For Calcutta, another aspect of London worth copying is cycling. The streets have to be made safer, of course, with specially designated cycling lanes.

Last week, the Mayor of Johnson, Boris Johnson, who cycles to work, and model Kelly Brook, probably the prettiest girl on a bike, advertised September 4 as the day when the streets of central London will be cleared of traffic to encourage ordinary people to take up cycling.

The real revolution would be if Mamata and her ministers all cycled to work.

Cancer ward

Some people choose to remain silent about their cancer. Others, such as Mary Archer, 56, wife of the author (Lord) Jeffrey Archer — he included Calcutta on his book tour in March this year — speak out in the hope it will help others.

The first sign something was wrong was when she noticed blood in her urine. “Blood in the urine is a symptom of nothing more serious than an infection,” she said in an interview.

But in her case it was far more than a routine infection. “The tests came back. It was bladder cancer.”

Mary, a research scientist who dabbled with dangerous chemicals in her younger days as a chemist, added: “There are various grades of the cancer: low, medium and high. I was diagnosed with aggressive high-grade bladder cancer but it had been caught at an early stage.”

Doctors removed her infected bladder and created a new one from her small intestine.

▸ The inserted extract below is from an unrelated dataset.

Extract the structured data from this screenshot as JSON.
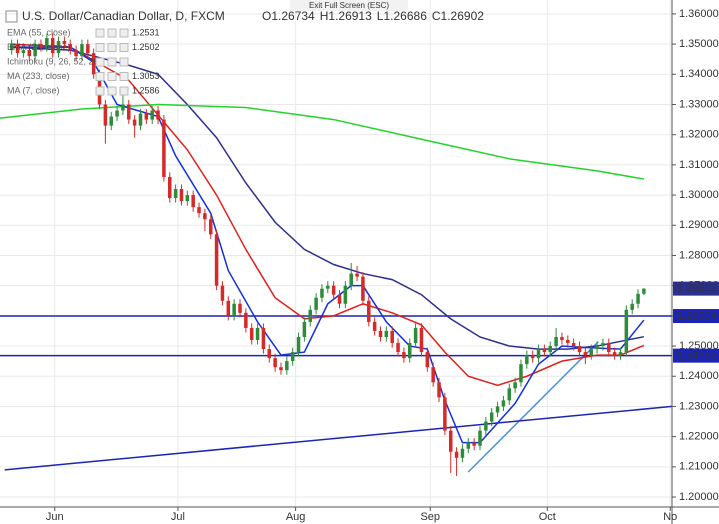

She had married Jeffrey, now 71, when she was 21. Despite all the problems caused by her husband’s periodic wayward behaviour, the marriage had survived. During her treatment for cancer, he had stuck by her.

“I think one of the downsides of the sort of obsession with romantic love and personal fulfilment is that the plain fact of the matter is that those feelings don’t last forever and so they better be replaced and reinforced by things that do,” said Mary. “I would have thought it’s generally the case that most long marriages have become comfortable fits as much as anything else.”

Tittle tattle

Is the media guilty of double standards? It takes the view that looting in London is bad; but looting in Libya, especially of Gaddafi’s lair, is good.

It seems the Libyan leader fantasised about Condoleezza Rice, the former US secretary of state, and kept an album full of her pictures.

“Leezza, Leezza, Leezza... I love her very much,” he declared in one interview. “I admire her and I’m proud of her because she’s a black woman of African origin.”